Even though the 2019 Munich Security Conference was dominated by the latest military conflicts, many sessions and supporting events centered around cyber security. The following six issues were in the focus:

  1. Apparently, there is a growing desire for global regulations in order to strengthen security in cyberspace. The decision of the 73rd Session of the UN General Assembly to establish two new working groups (Group of Governmental Experts/GGE und Open Ended Working Groups/OEWG) that are to draft norms for the behaviour of state and non-state players and Confidence-Building Measures in Cyberspace (CBMCs) was received with general approval. The fact that the UN resolutions request the two cross-national groups to consult with non-state players (OEWG) and regional security organisations (GEE) was considered a progress. Critically seen was the unclear delimitation of the mandates of the two groups.
  2. The Paris Call for Trust and Security in Cyberspace initiated by the French government on the occasion of the centenary of the end of the First World War was called an important document that should receive broad support. Also the Norm Package Singapore of the Global Commission on the Stability of Cyberspace (GCSC) was welcomed as an essential contribution to the discussion, in particular the “Call to Protect the Public Core of the Internet”. In the meantime, this norm has been integrated in the Paris Call and in resolutions of the European Parliament, to mention only a few.
  3. A pressing problem that should urgently be solved was seen in the security gaps of hardware and software in IT technologies. Risks would increase with the further development of the Internet of Things and of artificial intelligence and the window of vulnerability would become larger. Legal provisions were required that forced enterprises to close security gaps. The efforts of some governments to create backdoors for surveillance were called contra-productive and rejected. A certification system would be useful. However, the related procedures to be developed must not strangle innovation and creativity. Greater cooperation between politicians who legislate and technicians who develop new codes was necessary.

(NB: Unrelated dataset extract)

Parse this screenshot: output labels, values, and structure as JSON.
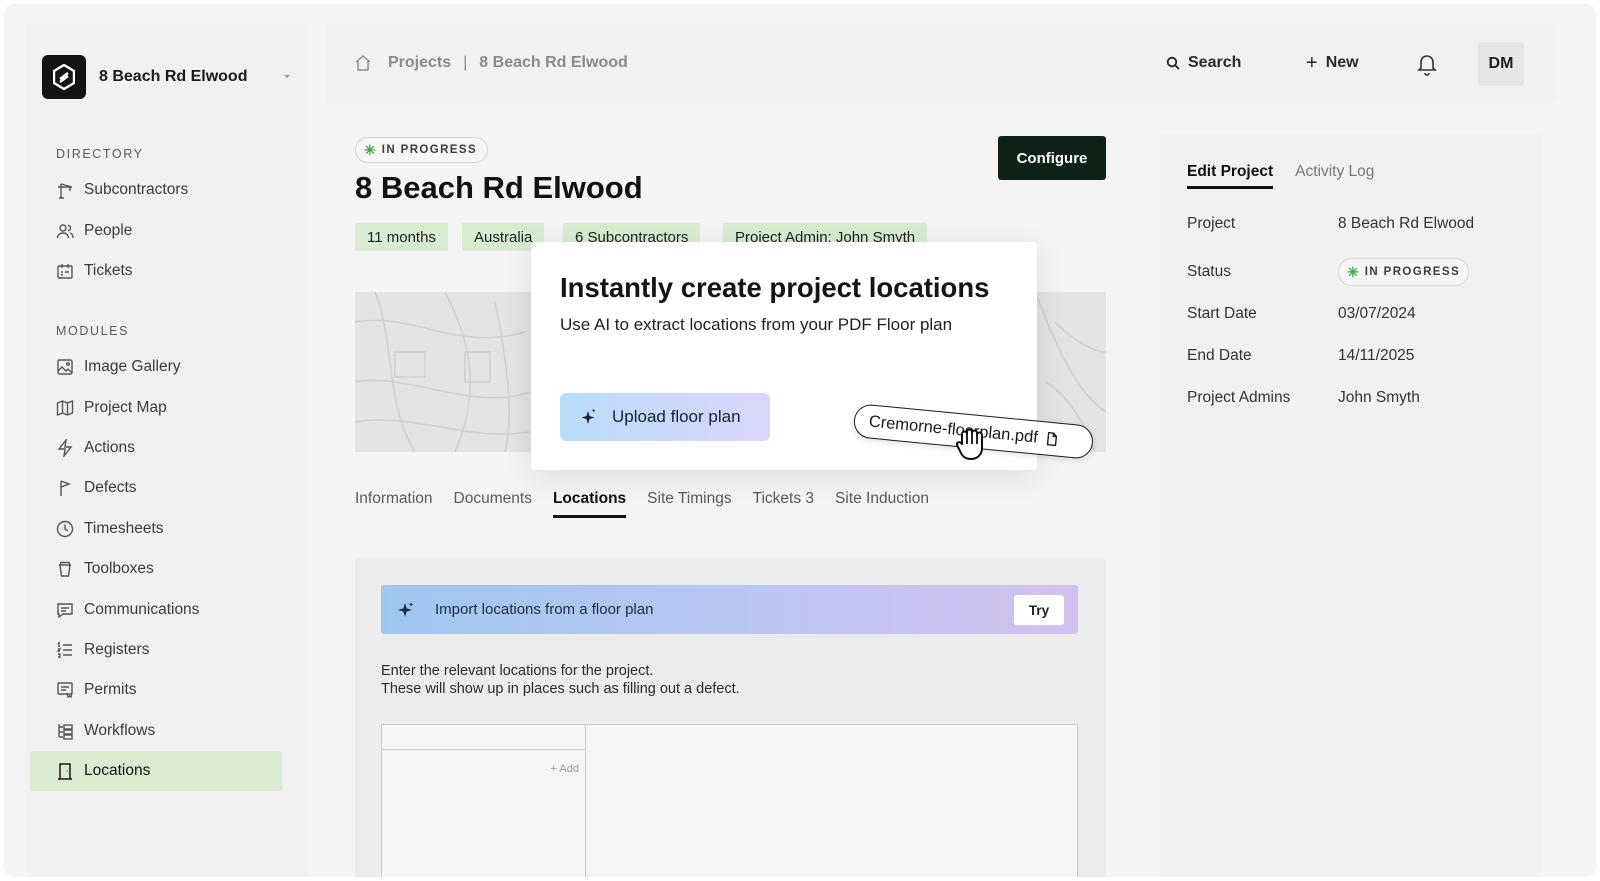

  4. It was complained that there was still a lack of general awareness of the risks in cyberspace. Improved "day-to-day cyber-hygiene" – i.e. the implementation of basic cyber-security precautions that have been propagated as best practice for years – could eliminate many of the current security problems on the Internet. It was warned against shifting responsibility for cyber security to the end user. Regardless of all this, so the opinion at the conference, it was crucial to adapt the entire education system – from kindergarten to lifelong learning – to the challenges of the digital age.
  5. In addition to the critical infrastructure (energy supply, transport, communication, health), financial systems and electoral systems were also rated as particularly vulnerable areas with regard to national security.
  6. When discussing Lethal Autonomous Weapons Systems, the conference attendants approved the work of the Group of Governmental Experts for Lethal Autonomous Weapons System (GGE LAWS) and the basic principles they had agreed. Like in the GGE-LAWS itself, opinions at the MSC varied as to whether an international treaty or a moratorium presently were most appropriate to render an effective contribution to strengthening international security. However, there was general consensus that control and oversight of the use of autonomous weapons systems must always remain in the hands of human beings who could be held accountable in case of failure.